Production-grade is not a vague aspiration — it is a checklist. Chapter 8 of Terraform: Up & Running defines it as a set of concrete requirements that infrastructure must meet before it can be trusted with real users, real data, and real incidents. Most teams skip half the list and discover the gaps at the worst possible time.
After Days 9–15, the FastAPI stack covers a lot of it. Let's audit what is done, what is missing, and how to close each gap.
The Production-Grade Checklist Audit
| Requirement | Status | Notes |
|---|---|---|
| Automated, repeatable deployment | YES | terraform apply from any machine |
| Parameterized configuration | YES | map(object) env config, no hardcoding |
| Zero-downtime deployments | YES | Instance refresh (Day 12) |
| High availability | YES | Multi-AZ ASG, min_size ≥ 2 in prod |
| Auto-scaling | YES | ASG with max_size > min_size |
| Secrets management | YES | AWS Secrets Manager + IAM role (Day 13) |
| Encryption at rest | YES | S3 state bucket (AES256), RDS encrypted |
| Health checks | YES | ALB + ASG ELB health checks, /health endpoint |
| CloudWatch monitoring | YES | CPU alarm in prod (Day 10) |
| Centralized logging | YES | CloudWatch Log Group (Day 11) |
| Multi-region | YES | Provider aliases (Day 14) |
| Module versioning | YES | Semantic tags on GitHub (Day 9) |
| State locking | YES | DynamoDB + S3 backend (Day 5) |
| Alerting | PARTIALLY | Alarm exists but no SNS notification wired up |
| Network isolation | PARTIALLY | Using default VPC — not private subnets |
| Automated testing | NO | No tests exist for the module |
| CI/CD pipeline | NO | terraform apply is manual |
| Module documentation | NO | No READMEs or auto-generated docs |
| Cost controls | NO | No budget alerts or right-sizing analysis |
The YES items are real. The three red ones are what distinguish "works on my machine" from production-grade. This post addresses all three.

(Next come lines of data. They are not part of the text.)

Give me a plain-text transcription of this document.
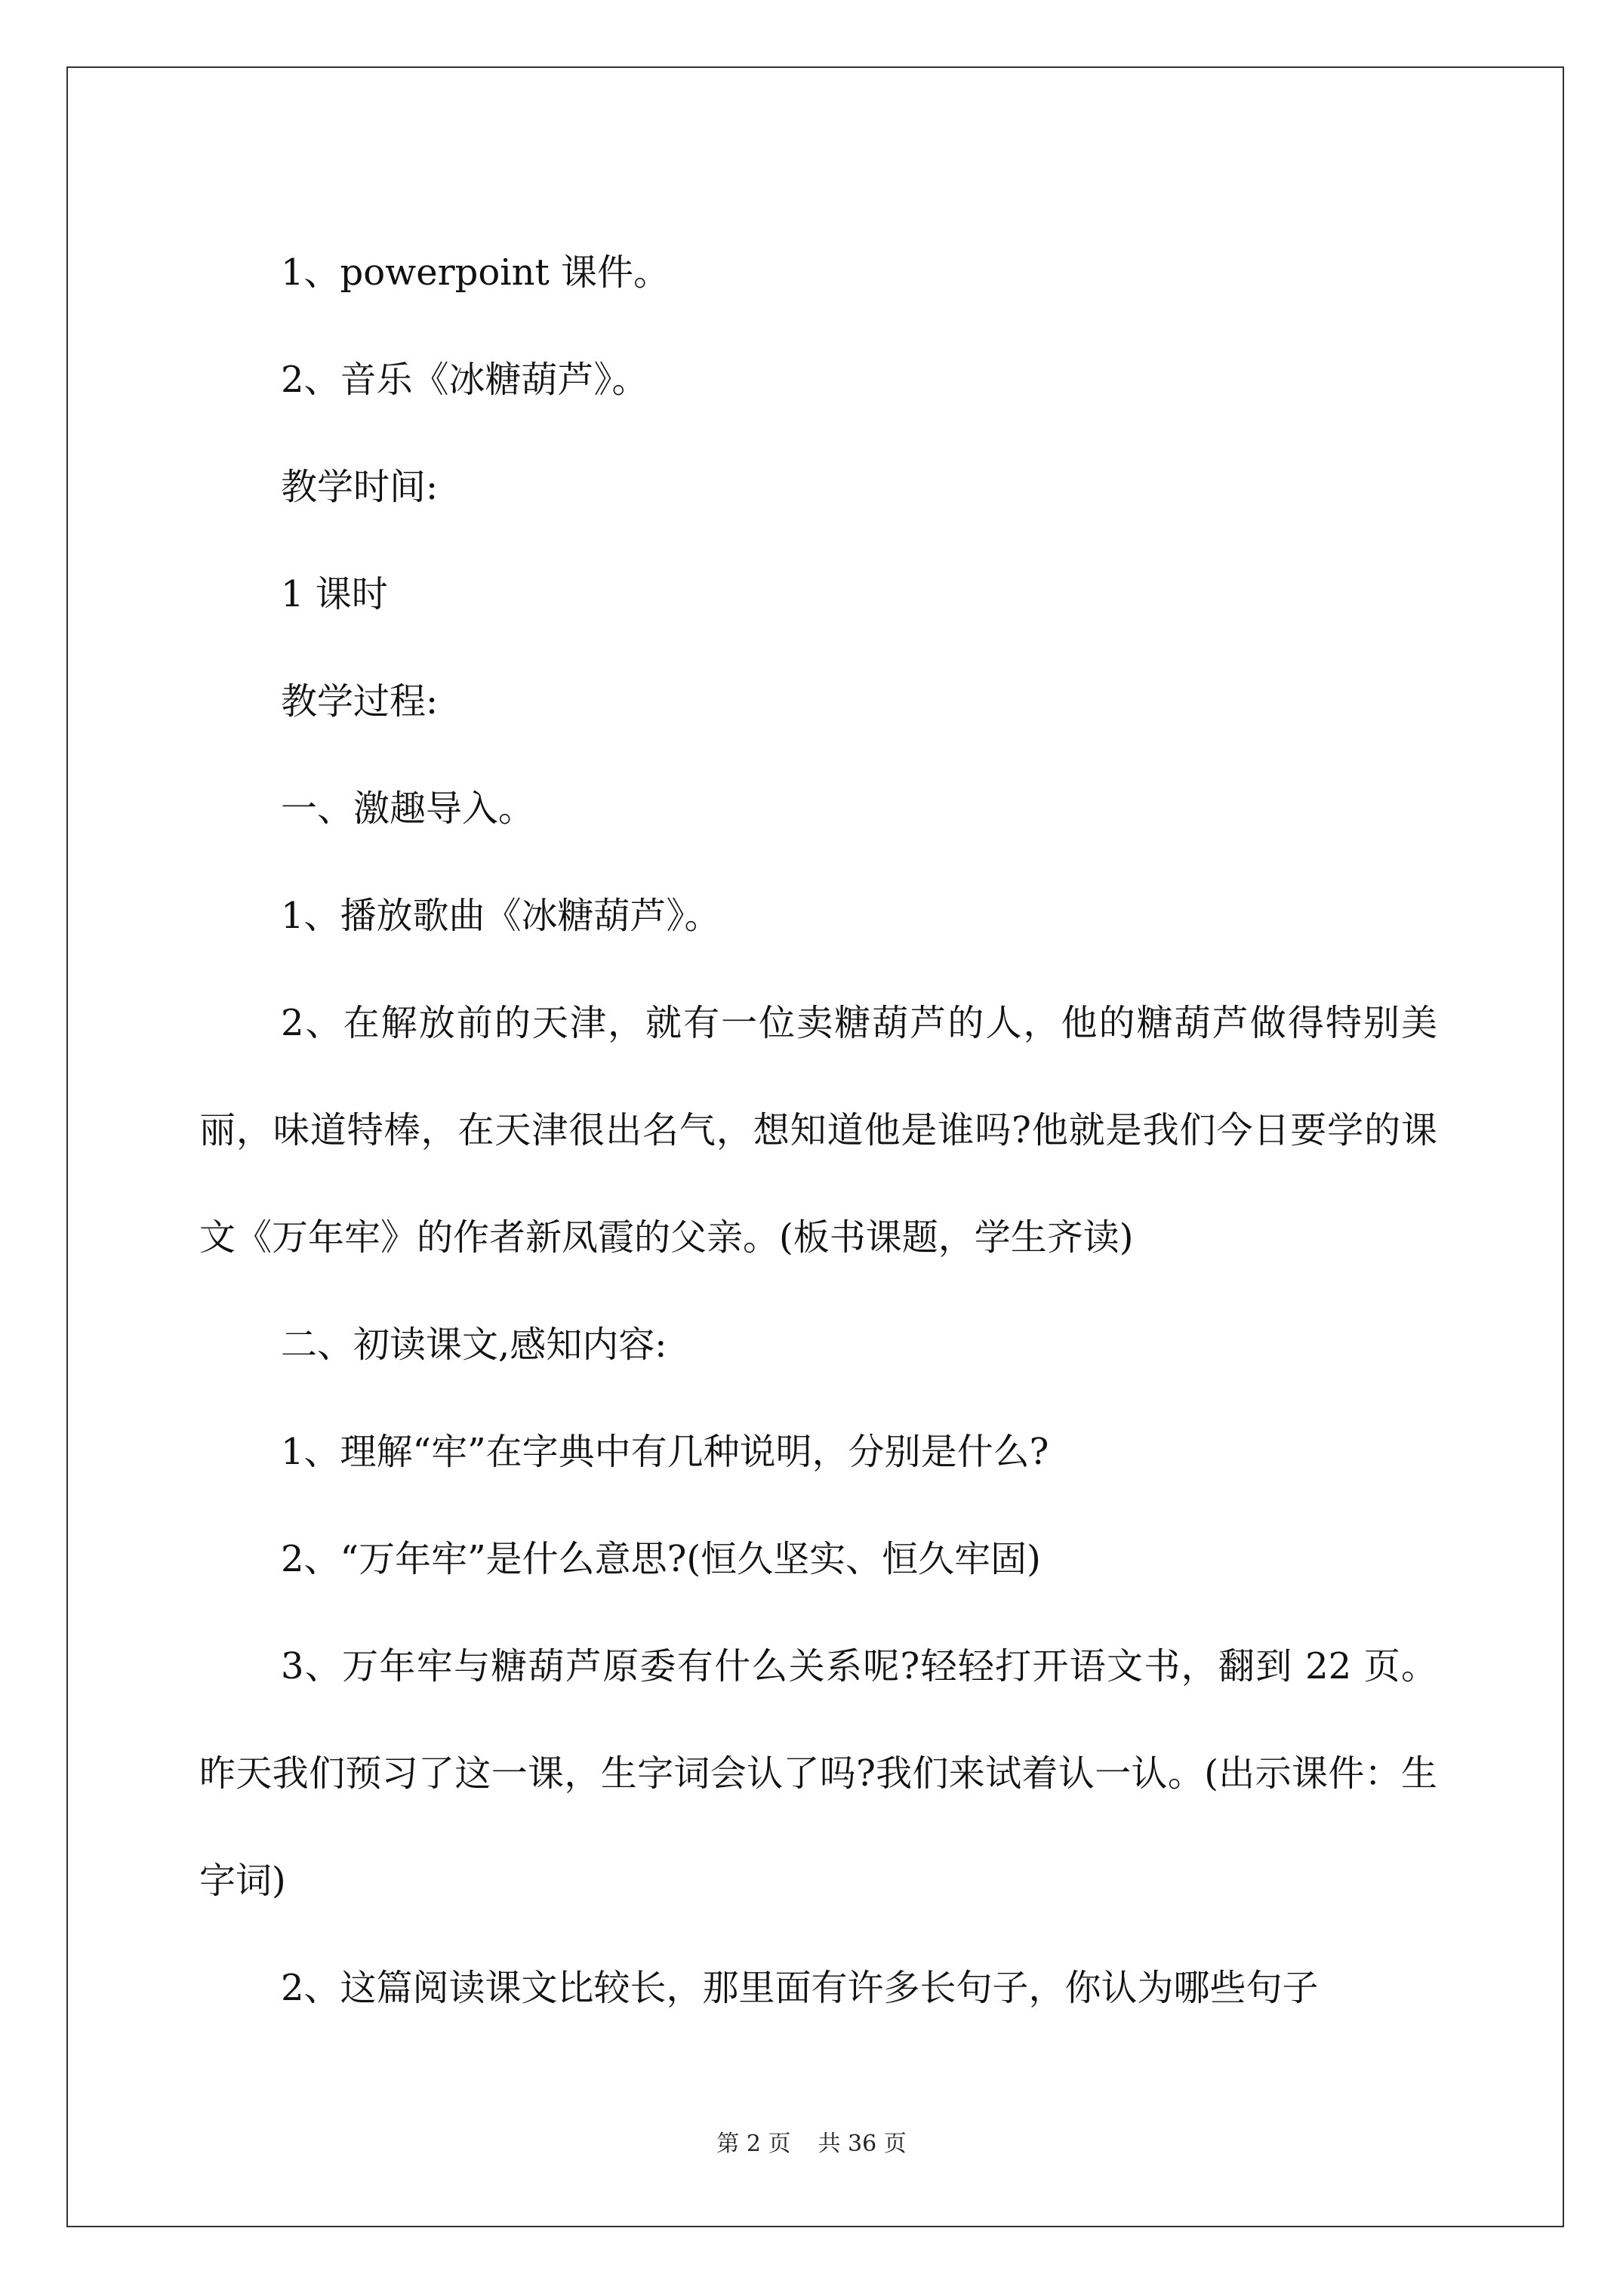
1、powerpoint 课件。

2、音乐《冰糖葫芦》。

教学时间:

1 课时

教学过程:

一、激趣导入。

1、播放歌曲《冰糖葫芦》。

2、在解放前的天津，就有一位卖糖葫芦的人，他的糖葫芦做得特别美丽，味道特棒，在天津很出名气，想知道他是谁吗?他就是我们今日要学的课文《万年牢》的作者新凤霞的父亲。(板书课题，学生齐读)

二、初读课文,感知内容:

1、理解“牢”在字典中有几种说明，分别是什么?

2、“万年牢”是什么意思?(恒久坚实、恒久牢固)

3、万年牢与糖葫芦原委有什么关系呢?轻轻打开语文书，翻到 22 页。昨天我们预习了这一课，生字词会认了吗?我们来试着认一认。(出示课件：生字词)

2、这篇阅读课文比较长，那里面有许多长句子，你认为哪些句子

第 2 页 共 36 页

A YES means the requirement is met and exercised regularly. PARTIALLY means the mechanism exists but is incomplete (an alarm with nowhere to send notifications is not alerting). NO means the gap is unaddressed today.
Gap 1: CI/CD Pipeline
Without this: two engineers running terraform apply from different laptops can overwrite each other's changes, and there is no audit trail of who applied what and when.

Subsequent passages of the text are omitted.